Mike shifted in his seat and ran his fingers
through his hair. “Yeah, about three months ago, just after his robbery
conviction.”
“Would you tell the court what result you were
given?”
“Objection, Your Honor.”
“On your feet, Mr. Fine,” Moffett said. “That’s
the only way I can overrule you. What grounds?”
“Hearsay.”
“You’re not offering this for the truth of it, are
you, Alex? Dr. Prinzer’s going to testify, too, isn’t she?” Moffett asked,
without waiting for my answers. “Overruled. It’s just a hearing, young man. You
got no jury. Save your energy for cross-examination.”

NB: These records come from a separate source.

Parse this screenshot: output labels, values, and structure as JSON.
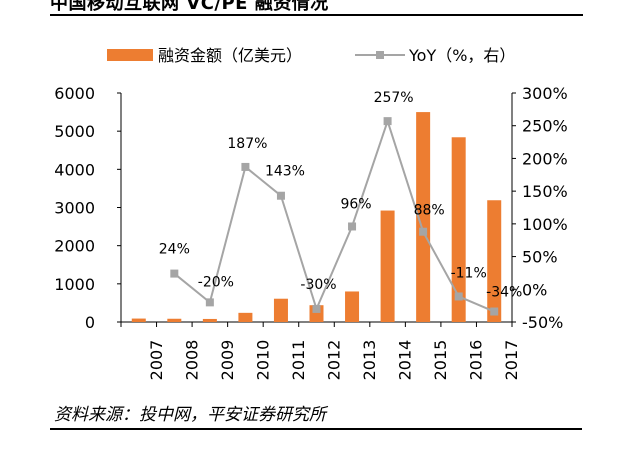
{
  "title": "中国移动互联网 VC/PE 融资情况",
  "source": "资料来源：投中网，平安证券研究所",
  "colors": {
    "bar": "#ED7D31",
    "line": "#A5A5A5",
    "text": "#000000"
  },
  "chart_data": {
    "type": "bar",
    "categories": [
      "2007",
      "2008",
      "2009",
      "2010",
      "2011",
      "2012",
      "2013",
      "2014",
      "2015",
      "2016",
      "2017"
    ],
    "series": [
      {
        "name": "融资金额（亿美元）",
        "type": "bar",
        "axis": "left",
        "values": [
          90,
          85,
          80,
          240,
          610,
          440,
          800,
          2920,
          5500,
          4840,
          3190
        ]
      },
      {
        "name": "YoY（%，右）",
        "type": "line",
        "axis": "right",
        "values": [
          null,
          24,
          -20,
          187,
          143,
          -30,
          96,
          257,
          88,
          -11,
          -34
        ],
        "labels": [
          "",
          "24%",
          "-20%",
          "187%",
          "143%",
          "-30%",
          "96%",
          "257%",
          "88%",
          "-11%",
          "-34%"
        ]
      }
    ],
    "ylim_left": [
      0,
      6000
    ],
    "yticks_left": [
      "0",
      "1000",
      "2000",
      "3000",
      "4000",
      "5000",
      "6000"
    ],
    "ylim_right": [
      -50,
      300
    ],
    "yticks_right": [
      "-50%",
      "0%",
      "50%",
      "100%",
      "150%",
      "200%",
      "250%",
      "300%"
    ],
    "legend_position": "top",
    "grid": false
  }
}
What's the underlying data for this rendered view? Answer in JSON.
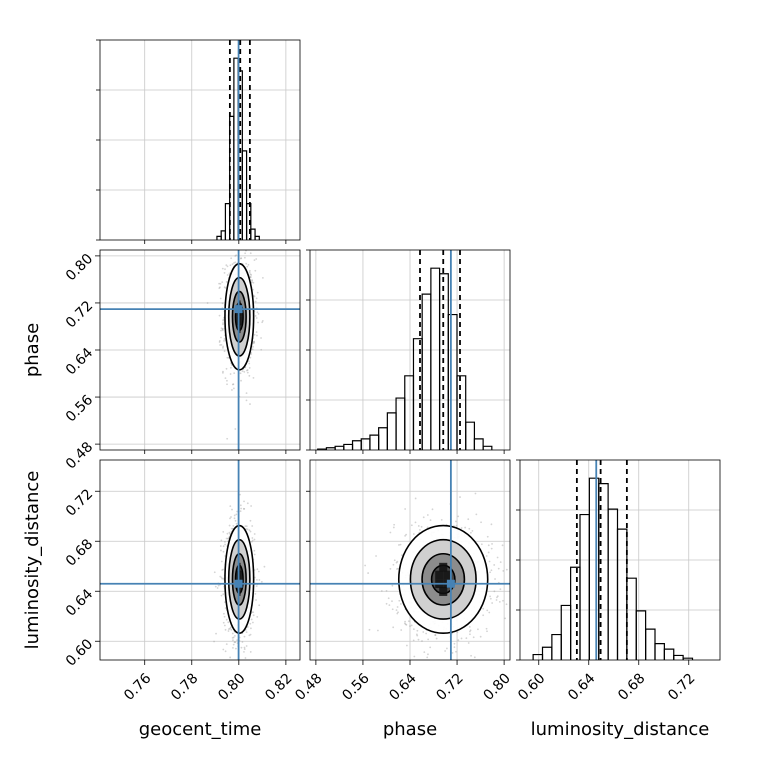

Fine sat down and scribbled furiously on his legal
pad while Mike answered the question. “There was no hit, Ms. Cooper, but Dr.
Prinzer told me she had a partial match.”
I finished questioning Mike, establishing that every
other means of identifying the perpetrator in Kayesha’s homicide had been
unsuccessful. Moffett needed to understand that a kinship search was our only
alternative. Fine went nowhere with his brief cross-examination, and Mike
stepped down from the stand.
“The People call Dr. Mathilde Prinzer,” I said.
She would take the scientific piece of the testimony forward.
It took more than fifteen minutes to list her
credentials and establish her unique expertise in this still-evolving field of
forensic science. If this case of first impression was to stand up to appellate
scrutiny, I wanted the full effect of this brilliant scientist’s body of work.
In addition to her daily routine with the five
city prosecutors’ offices and the NYPD, Mattie had been among the OCME heroes
of 9/11, working doggedly with her colleagues to identify victims from
thousands of tiny fragments of human tissue.